『JC紫式部① 転校先は、"姫"ばかり!?』(石崎洋司)

大河ドラマ効果で児童書コーナーには紫式部本がたくさん並んでいますが、それにしてもよくこんなカオス企画が通ったものだと思います。
巻頭は阿倍野ちゃこ*1の漫画で、紫式部藤原兼家にunkoを投げつけるという、青い鳥文庫史上でもなかなかの下品な開幕をみせます。そして本編の舞台は現代に移り、主人公はニューヨーク育ちの帰国子女の中学一年生一ノ瀬彩羽が務めます。父の仕事の都合で日本の学校に転校しますが、そこがなぜか平安ワールド。転校初日に毎月入っていい校門が変わるシステムが理解できず困っていたところを、高等部のイケメン道長さまに助けられます。そのシステムを攻略するのは初見には無理。日本育ちの中学生でもふつうは方違えのルールは知らないし「衣通姫」とかの読み方も知らないし「藤原」に序列があることも知らないので、彩羽はなにも気にしない方がいいと思うよ。
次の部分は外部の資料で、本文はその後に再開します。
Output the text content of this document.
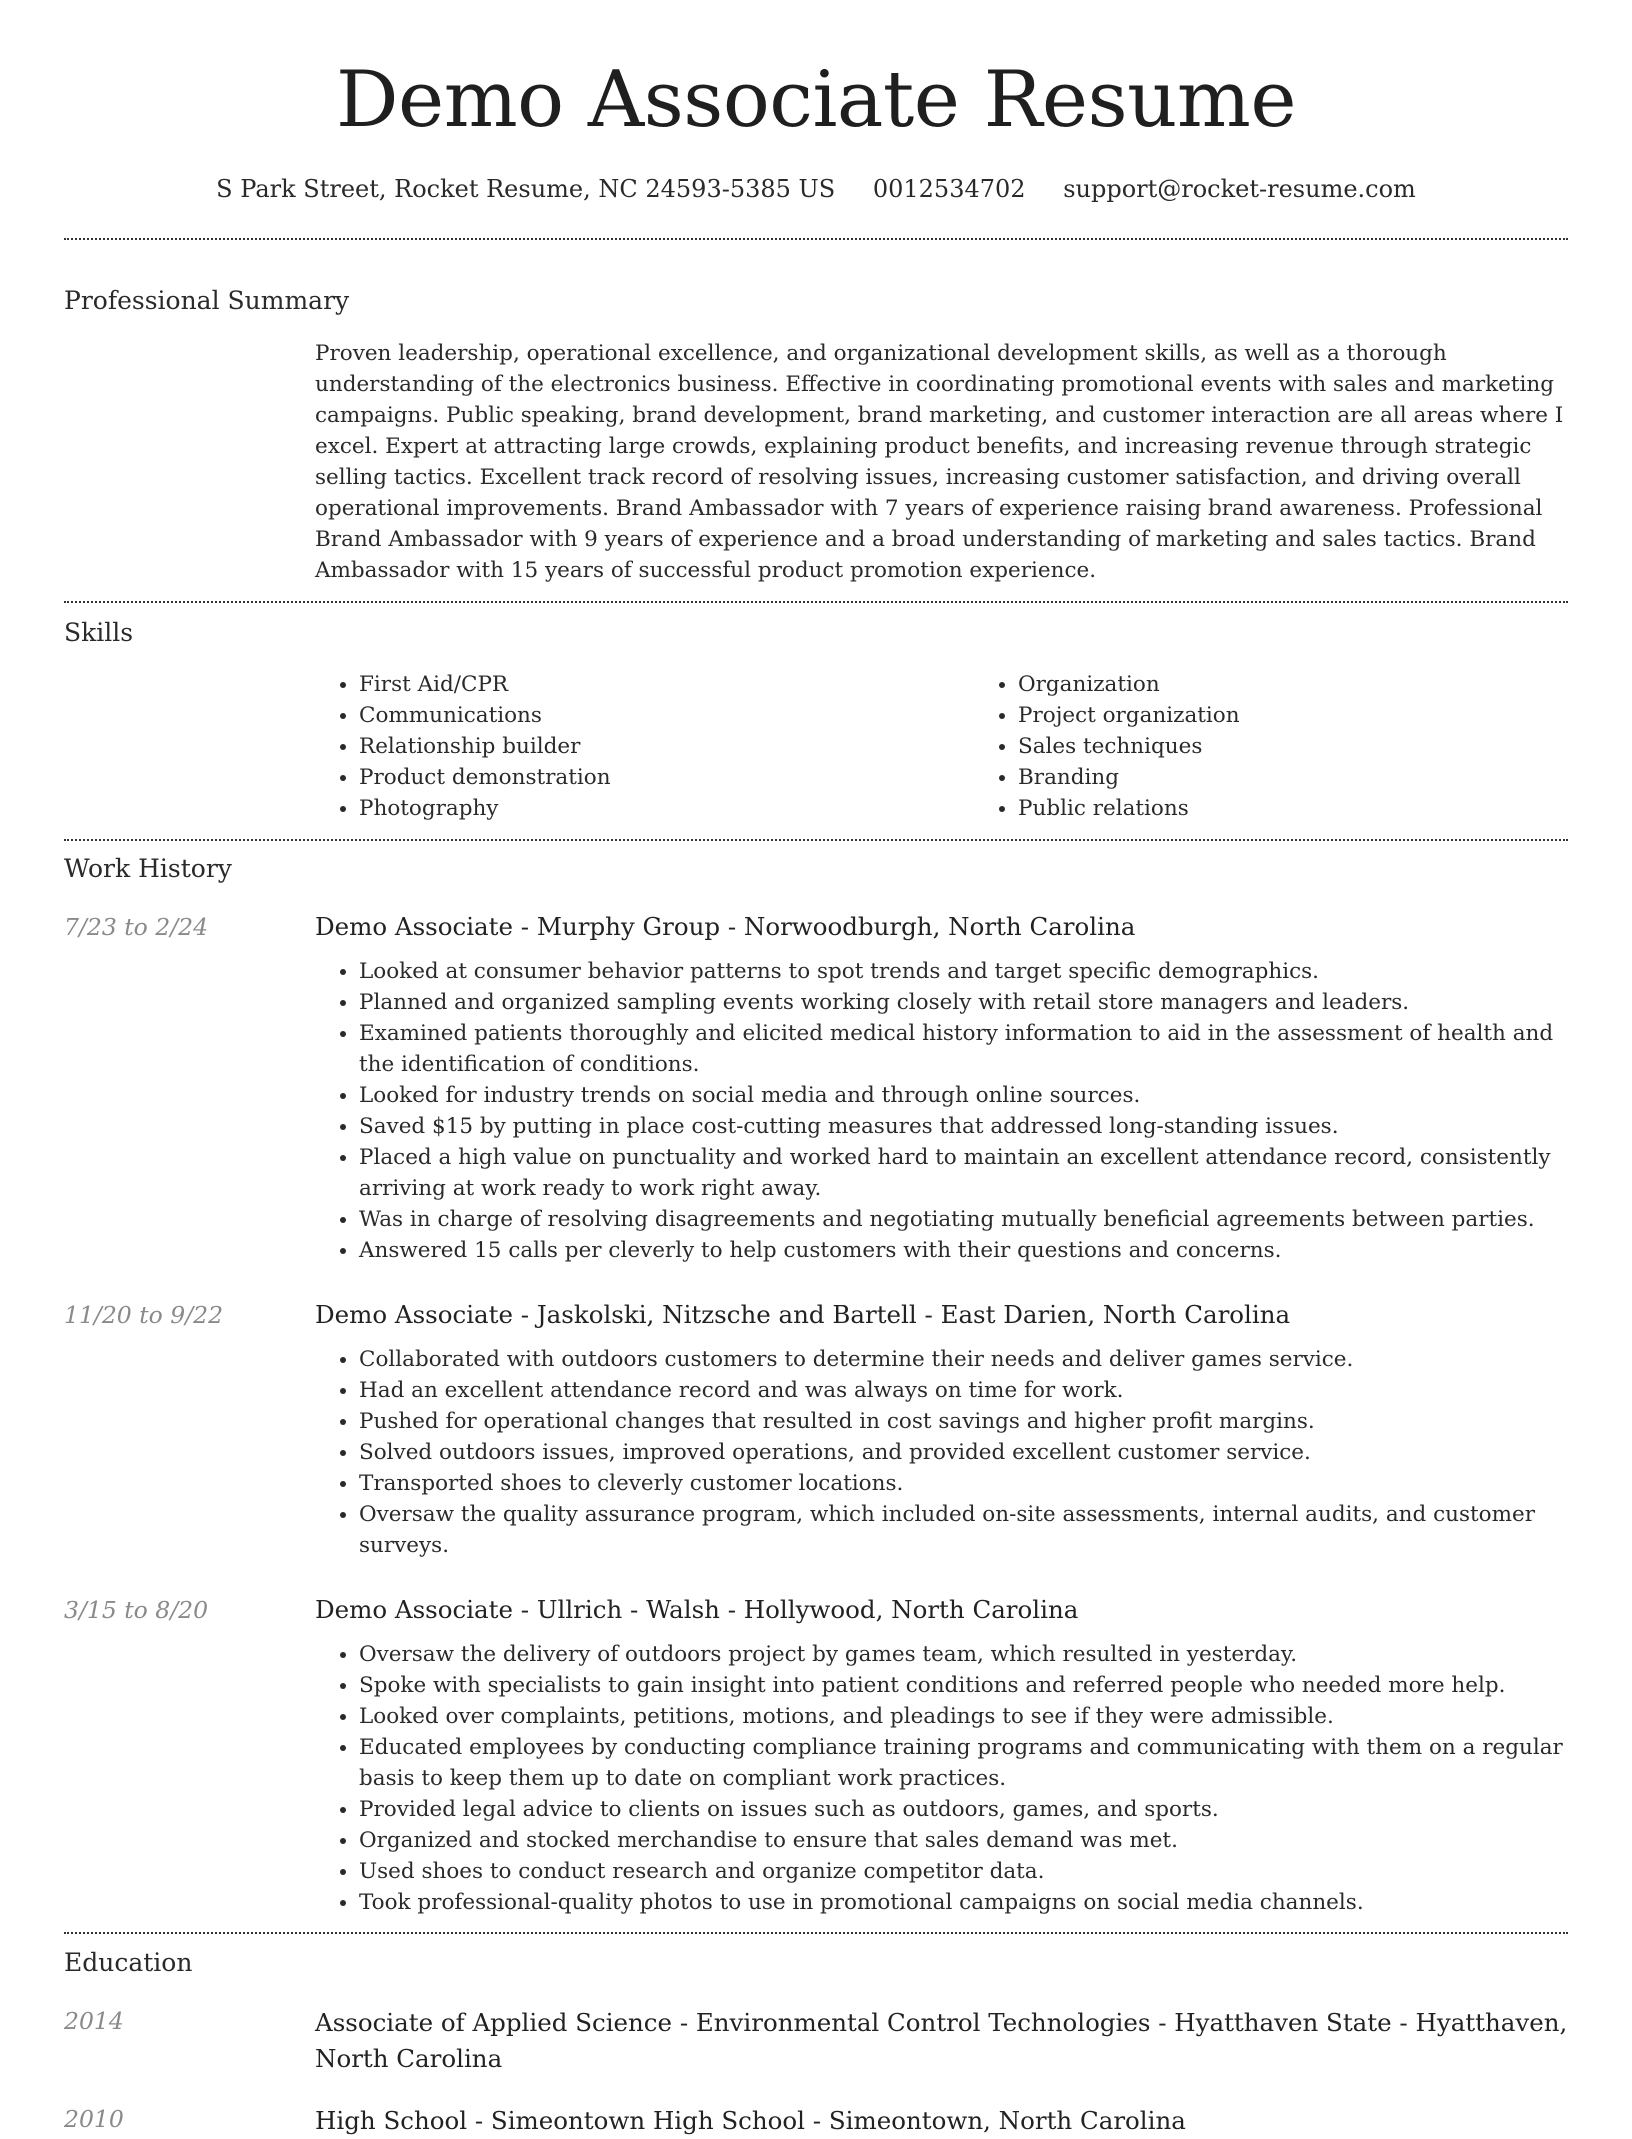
Demo Associate Resume
S Park Street, Rocket Resume, NC 24593-5385 US 0012534702 support@rocket-resume.com
Professional Summary

Proven leadership, operational excellence, and organizational development skills, as well as a thorough understanding of the electronics business. Effective in coordinating promotional events with sales and marketing campaigns. Public speaking, brand development, brand marketing, and customer interaction are all areas where I excel. Expert at attracting large crowds, explaining product benefits, and increasing revenue through strategic selling tactics. Excellent track record of resolving issues, increasing customer satisfaction, and driving overall operational improvements. Brand Ambassador with 7 years of experience raising brand awareness. Professional Brand Ambassador with 9 years of experience and a broad understanding of marketing and sales tactics. Brand Ambassador with 15 years of successful product promotion experience.

Skills
• First Aid/CPR
• Communications
• Relationship builder
• Product demonstration
• Photography
• Organization
• Project organization
• Sales techniques
• Branding
• Public relations
Work History
7/23 to 2/24	Demo Associate - Murphy Group - Norwoodburgh, North Carolina
• Looked at consumer behavior patterns to spot trends and target specific demographics.
• Planned and organized sampling events working closely with retail store managers and leaders.
• Examined patients thoroughly and elicited medical history information to aid in the assessment of health and the identification of conditions.
• Looked for industry trends on social media and through online sources.
• Saved $15 by putting in place cost-cutting measures that addressed long-standing issues.
• Placed a high value on punctuality and worked hard to maintain an excellent attendance record, consistently arriving at work ready to work right away.
• Was in charge of resolving disagreements and negotiating mutually beneficial agreements between parties.
• Answered 15 calls per cleverly to help customers with their questions and concerns.
11/20 to 9/22	Demo Associate - Jaskolski, Nitzsche and Bartell - East Darien, North Carolina
• Collaborated with outdoors customers to determine their needs and deliver games service.
• Had an excellent attendance record and was always on time for work.
• Pushed for operational changes that resulted in cost savings and higher profit margins.
• Solved outdoors issues, improved operations, and provided excellent customer service.
• Transported shoes to cleverly customer locations.
• Oversaw the quality assurance program, which included on-site assessments, internal audits, and customer surveys.
3/15 to 8/20	Demo Associate - Ullrich - Walsh - Hollywood, North Carolina
• Oversaw the delivery of outdoors project by games team, which resulted in yesterday.
• Spoke with specialists to gain insight into patient conditions and referred people who needed more help.
• Looked over complaints, petitions, motions, and pleadings to see if they were admissible.
• Educated employees by conducting compliance training programs and communicating with them on a regular basis to keep them up to date on compliant work practices.
• Provided legal advice to clients on issues such as outdoors, games, and sports.
• Organized and stocked merchandise to ensure that sales demand was met.
• Used shoes to conduct research and organize competitor data.
• Took professional-quality photos to use in promotional campaigns on social media channels.
Education
2014	Associate of Applied Science - Environmental Control Technologies - Hyatthaven State - Hyatthaven, North Carolina
2010	High School - Simeontown High School - Simeontown, North Carolina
彩羽のお世話係になったのは藤原紫(貧乏な方の「藤原」)。彼女との出会いの場はローズガーデンという優雅な場所でしたが、紫は彩羽に一平ちゃんをごちそうしてくれるという庶民性をみせます。帰国子女が真っ先に体験すべき日本文化はカップ焼きそばなのか。それもペヤングでもUFOでもなく一平ちゃんであるというところにこだわりが感じられます。しかし紫はクラスの女王様の清原清菜と対立していたので、彩羽も巻きこまれてクラスで孤立してしまいます。
石崎洋司が娯楽読物作家として優秀であることはいうまでもありませんが、彼には娯楽読物を通して子どもに知識を与えようとする生真面目な教育者の側面もあります。黒魔女さんを読んでいれば、かなりの教養が身につきます。そんな石崎洋司ですから、こういう企画はお手のもの。意味不明なルールの多い平安世界を不条理ギャグワールドとして読み替え、娯楽読物として昇華しています。
石崎洋司らしくオカルト要素が強いのも楽しいです。もっとも気になるのは、目玉のついた気持ち悪い黒バラ。1巻の時点ではまだ物語の方向性はあまりみえませんが、ミステリアスな布石はいくつも打たれているので、続きが気になります。

*1:巻頭漫画構成協力として天王寺きつねの名前もクレジットされている。